Hi, I'm one of the httpd devs but I thought I'd throw in this patch for Solr 1.3 (I'll try to make one for trunk later) which handles a number of the issues raised in this report for us.
First, & and | are escaped, and the dismax logic is changed a little so that if the various query-munging methods return a blank string, we fall back to using the configured default query.
Next, consecutive + or - chars are flattened to a single char; this handles cases where a user might accidentally type --foo when they just mean -foo.
Strings of mixed + and - chars are removed, since we have no way of knowing the user's intent without something like +-foo or similar.
Together these two steps handle one of the reported cases where the query starts with multiple + or - operators.

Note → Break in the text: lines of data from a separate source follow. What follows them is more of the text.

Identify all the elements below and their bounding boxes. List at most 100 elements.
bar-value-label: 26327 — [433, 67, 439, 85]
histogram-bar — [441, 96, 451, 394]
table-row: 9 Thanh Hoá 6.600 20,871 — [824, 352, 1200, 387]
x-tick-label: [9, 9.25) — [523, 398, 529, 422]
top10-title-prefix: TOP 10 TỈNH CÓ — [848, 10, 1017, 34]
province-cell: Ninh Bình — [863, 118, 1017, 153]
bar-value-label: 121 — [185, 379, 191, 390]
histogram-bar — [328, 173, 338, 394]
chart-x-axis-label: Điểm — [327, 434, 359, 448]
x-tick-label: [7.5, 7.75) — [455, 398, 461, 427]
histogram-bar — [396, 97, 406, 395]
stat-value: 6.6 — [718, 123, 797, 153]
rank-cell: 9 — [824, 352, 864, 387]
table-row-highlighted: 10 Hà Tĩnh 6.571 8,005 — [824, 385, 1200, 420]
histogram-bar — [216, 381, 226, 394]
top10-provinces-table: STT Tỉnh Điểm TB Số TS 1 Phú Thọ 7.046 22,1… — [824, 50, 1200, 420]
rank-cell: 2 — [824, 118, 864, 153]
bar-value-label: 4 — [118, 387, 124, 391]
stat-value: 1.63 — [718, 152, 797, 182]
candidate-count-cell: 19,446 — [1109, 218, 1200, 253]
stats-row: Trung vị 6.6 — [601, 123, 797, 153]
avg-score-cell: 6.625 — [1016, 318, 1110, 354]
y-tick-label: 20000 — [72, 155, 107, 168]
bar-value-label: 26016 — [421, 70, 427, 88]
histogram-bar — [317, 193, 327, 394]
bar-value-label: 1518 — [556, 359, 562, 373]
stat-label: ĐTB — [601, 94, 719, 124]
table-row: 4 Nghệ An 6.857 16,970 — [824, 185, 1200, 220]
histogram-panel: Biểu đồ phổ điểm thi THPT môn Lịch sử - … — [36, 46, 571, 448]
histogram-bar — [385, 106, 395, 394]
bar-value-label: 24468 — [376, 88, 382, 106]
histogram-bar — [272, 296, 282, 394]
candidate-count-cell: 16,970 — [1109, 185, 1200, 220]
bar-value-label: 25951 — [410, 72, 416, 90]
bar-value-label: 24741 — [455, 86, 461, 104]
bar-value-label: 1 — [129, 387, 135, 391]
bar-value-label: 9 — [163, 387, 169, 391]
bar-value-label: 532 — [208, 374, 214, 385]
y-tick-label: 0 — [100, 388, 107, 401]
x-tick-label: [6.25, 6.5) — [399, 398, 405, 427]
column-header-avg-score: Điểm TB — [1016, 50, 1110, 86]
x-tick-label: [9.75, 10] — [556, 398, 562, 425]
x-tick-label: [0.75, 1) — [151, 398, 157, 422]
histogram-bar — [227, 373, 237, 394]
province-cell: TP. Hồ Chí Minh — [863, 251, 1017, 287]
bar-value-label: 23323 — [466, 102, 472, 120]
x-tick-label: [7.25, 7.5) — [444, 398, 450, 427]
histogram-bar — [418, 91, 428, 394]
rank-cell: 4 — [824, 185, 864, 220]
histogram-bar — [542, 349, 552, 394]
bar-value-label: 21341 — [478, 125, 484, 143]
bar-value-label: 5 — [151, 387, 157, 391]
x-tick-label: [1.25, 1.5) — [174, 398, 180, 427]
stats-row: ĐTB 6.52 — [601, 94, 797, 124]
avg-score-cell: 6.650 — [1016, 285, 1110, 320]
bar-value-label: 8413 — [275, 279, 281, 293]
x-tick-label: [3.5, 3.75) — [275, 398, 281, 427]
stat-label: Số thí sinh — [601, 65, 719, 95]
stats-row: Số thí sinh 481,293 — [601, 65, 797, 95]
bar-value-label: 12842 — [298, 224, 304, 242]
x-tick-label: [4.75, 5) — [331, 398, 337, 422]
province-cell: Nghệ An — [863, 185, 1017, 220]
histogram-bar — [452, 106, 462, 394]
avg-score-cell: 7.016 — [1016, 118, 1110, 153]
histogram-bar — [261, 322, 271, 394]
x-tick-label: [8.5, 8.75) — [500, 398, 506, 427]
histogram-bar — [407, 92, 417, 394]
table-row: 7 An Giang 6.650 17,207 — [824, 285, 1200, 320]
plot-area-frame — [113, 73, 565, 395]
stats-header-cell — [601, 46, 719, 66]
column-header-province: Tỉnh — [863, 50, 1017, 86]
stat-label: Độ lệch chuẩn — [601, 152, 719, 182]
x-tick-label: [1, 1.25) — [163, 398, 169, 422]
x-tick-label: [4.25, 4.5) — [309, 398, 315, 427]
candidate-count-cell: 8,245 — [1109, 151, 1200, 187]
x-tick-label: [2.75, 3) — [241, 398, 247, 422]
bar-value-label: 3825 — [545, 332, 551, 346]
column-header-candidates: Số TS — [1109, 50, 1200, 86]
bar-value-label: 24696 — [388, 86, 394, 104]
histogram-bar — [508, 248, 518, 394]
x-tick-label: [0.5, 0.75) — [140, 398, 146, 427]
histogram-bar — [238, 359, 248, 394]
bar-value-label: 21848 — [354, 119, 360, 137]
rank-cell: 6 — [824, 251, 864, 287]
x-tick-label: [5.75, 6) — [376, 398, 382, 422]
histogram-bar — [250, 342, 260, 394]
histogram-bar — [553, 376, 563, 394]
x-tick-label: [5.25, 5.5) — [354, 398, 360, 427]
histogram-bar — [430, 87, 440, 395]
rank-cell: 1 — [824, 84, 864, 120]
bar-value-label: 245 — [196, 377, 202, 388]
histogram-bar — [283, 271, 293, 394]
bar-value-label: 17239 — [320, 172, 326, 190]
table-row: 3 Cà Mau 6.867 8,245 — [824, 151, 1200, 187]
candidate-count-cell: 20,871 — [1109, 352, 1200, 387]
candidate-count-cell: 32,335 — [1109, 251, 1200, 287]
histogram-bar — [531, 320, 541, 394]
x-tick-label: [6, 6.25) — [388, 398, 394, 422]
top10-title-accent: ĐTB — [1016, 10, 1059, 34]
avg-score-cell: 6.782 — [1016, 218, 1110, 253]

Any remaining + or - chars which trail the last term, or which have whitespace on their right side, are removed. Our users found it puzzling in the extreme that a search on "questions 1 - 10" explicitly excluded results with "10" in them, because "- 10" is treated as -10. So we just remove any + or - operators which aren't right up against the following term.
Finally, we escape AND, OR, and NOT when they appear outside of quotes, and remove any trailing unmatched quote. This changes the previous behaviour which removes all quotes if they aren't perfectly balanced; we felt this was more in line with what users expect if they mistype and enter an extra quote char.
So far I haven't been able to generate any Lucene query parser exceptions with this code, but it doesn't mean it's perfect, obviously – there may still be some way to slip an invalid Lucene query past it. But I'm cautiously optimistic that it covers all or most of the issues raised so far in the thread.